More repeat business is yet another benefit. Satisfied guests return for additional units. They visit you more and spend more. They also bring their friends. With our client store, we noticed a higher closing ratio after just a few months.
How to Improve
Effective customer service entails immediately responding to your guests' needs. Exceed expectations every time you make contact. This helps to capture their loyalty, then to maintain or improve it.
Treat every sale in every department as if it were the first time your guest has purchased from you. And don't forget the first impression your staff is making on your phones and computers. Your staff should respond quickly to e-mails and voice mails.
When you fail to meet a guest's expectations, make good immediately. View complaints as a business opportunity.
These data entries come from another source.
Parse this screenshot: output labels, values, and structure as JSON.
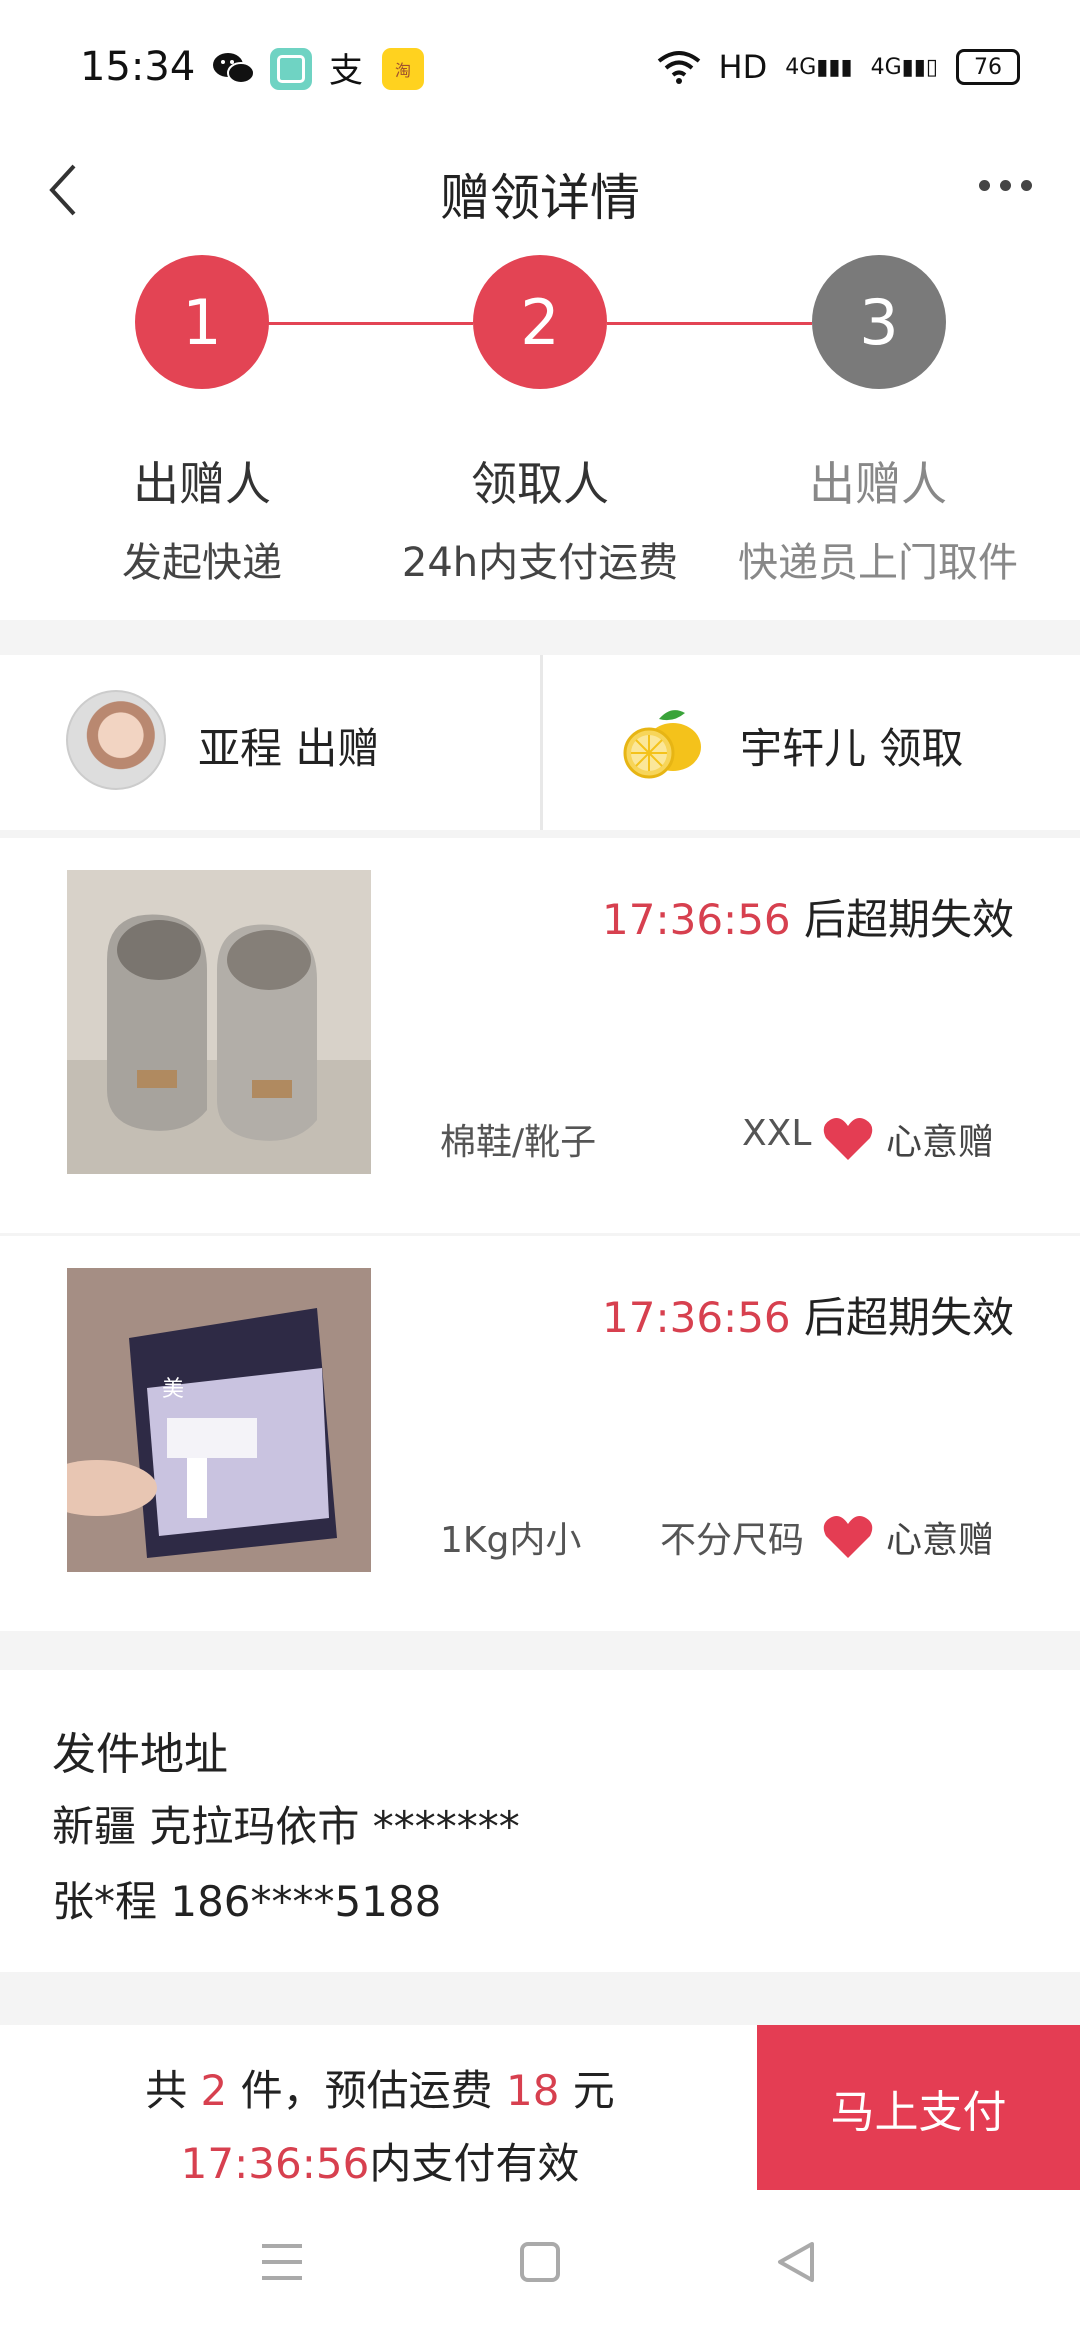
{
  "status_bar": {
    "time": "15:34",
    "network": "HD",
    "signal1": "4G",
    "signal2": "4G",
    "battery": "76",
    "icons": [
      "wechat-icon",
      "app-icon",
      "alipay-icon",
      "taobao-icon",
      "wifi-icon"
    ]
  },
  "nav": {
    "title": "赠领详情",
    "back_icon": "back-arrow-icon",
    "more_icon": "more-dots-icon"
  },
  "steps": [
    {
      "number": "1",
      "title": "出赠人",
      "subtitle": "发起快递",
      "state": "done"
    },
    {
      "number": "2",
      "title": "领取人",
      "subtitle": "24h内支付运费",
      "state": "active"
    },
    {
      "number": "3",
      "title": "出赠人",
      "subtitle": "快递员上门取件",
      "state": "pending"
    }
  ],
  "colors": {
    "accent": "#e34454",
    "inactive": "#7a7a7a",
    "countdown": "#d7404f"
  },
  "users": {
    "giver": {
      "name": "亚程",
      "action": "出赠",
      "label": "亚程 出赠"
    },
    "receiver": {
      "name": "宇轩儿",
      "action": "领取",
      "label": "宇轩儿 领取"
    }
  },
  "items": [
    {
      "countdown": "17:36:56",
      "countdown_suffix": " 后超期失效",
      "category": "棉鞋/靴子",
      "size": "XXL",
      "tag": "心意赠",
      "image": "snow-boots-photo"
    },
    {
      "countdown": "17:36:56",
      "countdown_suffix": " 后超期失效",
      "category": "1Kg内小",
      "size": "不分尺码",
      "tag": "心意赠",
      "image": "cotton-pads-photo"
    }
  ],
  "address": {
    "title": "发件地址",
    "line1": "新疆 克拉玛依市 *******",
    "line2": "张*程 186****5188"
  },
  "bottom": {
    "count_prefix": "共 ",
    "count": "2",
    "count_mid": " 件，预估运费 ",
    "fee": "18",
    "fee_suffix": " 元",
    "deadline": "17:36:56",
    "deadline_suffix": "内支付有效",
    "pay_button": "马上支付"
  }
}
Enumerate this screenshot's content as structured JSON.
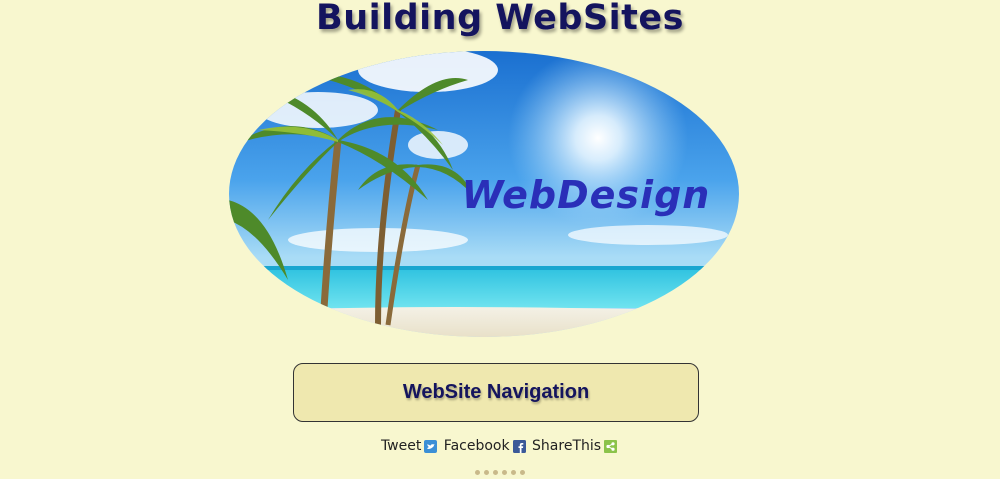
{
  "page": {
    "title": "Building WebSites"
  },
  "hero": {
    "logo_text": "WebDesign"
  },
  "nav": {
    "label": "WebSite Navigation"
  },
  "share": {
    "tweet_label": "Tweet",
    "facebook_label": "Facebook",
    "sharethis_label": "ShareThis",
    "tweet_icon": "twitter-icon",
    "facebook_icon": "facebook-icon",
    "sharethis_icon": "share-icon"
  },
  "colors": {
    "background": "#f8f7cf",
    "title": "#14145e",
    "nav_box": "#efe8af",
    "twitter": "#3b8fd6",
    "facebook": "#3b5998",
    "sharethis": "#8bc34a"
  }
}
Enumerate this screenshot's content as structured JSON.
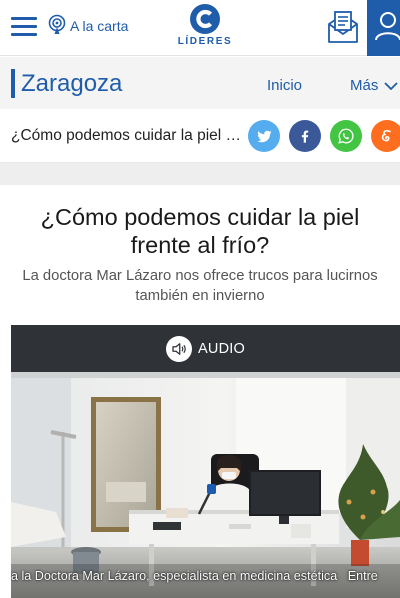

Offer products customers want. Track all purchases and review them every 90 days. Make this a duty of every department manager. Track the stuff bought by repeat customers. Create a list of your best guests and calculate what percentage of guests generate the highest profit margins. Review the way you treat them, and ask what you could do to assist them better. Then track your success.
Establish a buying committee. Even if you have set budgets for each department, because guests shop the entire store, your departments should make buying decisions together. This enables all staff to find "new revenue" from the existing guest base. Order products requested by guests before considering staff recommendations.
When it comes to monitoring your staff's performance, don't get trapped in "How'd we do last month?" Don't review just monthly; review daily. Establish benchmarks, and continually raise the bar. If you don't, a competitor will.
Track guest defection. On average, dealerships lose between 20 percent to 30 percent per year. Ask yourself how accurate your guest list is (monitor it daily). Audit your guest information for accuracy, and strive to add to your database every person who visits your store.
Monitor every contact your store has with a guest, and constantly strive to improve with every guest. All departments must adopt this philosophy. The value of measuring guest satisfaction is immense. Without measuring, you can't manage.
Remember, the primary goal of guest satisfaction is guest loyalty. Turn prospects into guests, guests into confirmed repeat guests, and repeat guests into promoters of your store.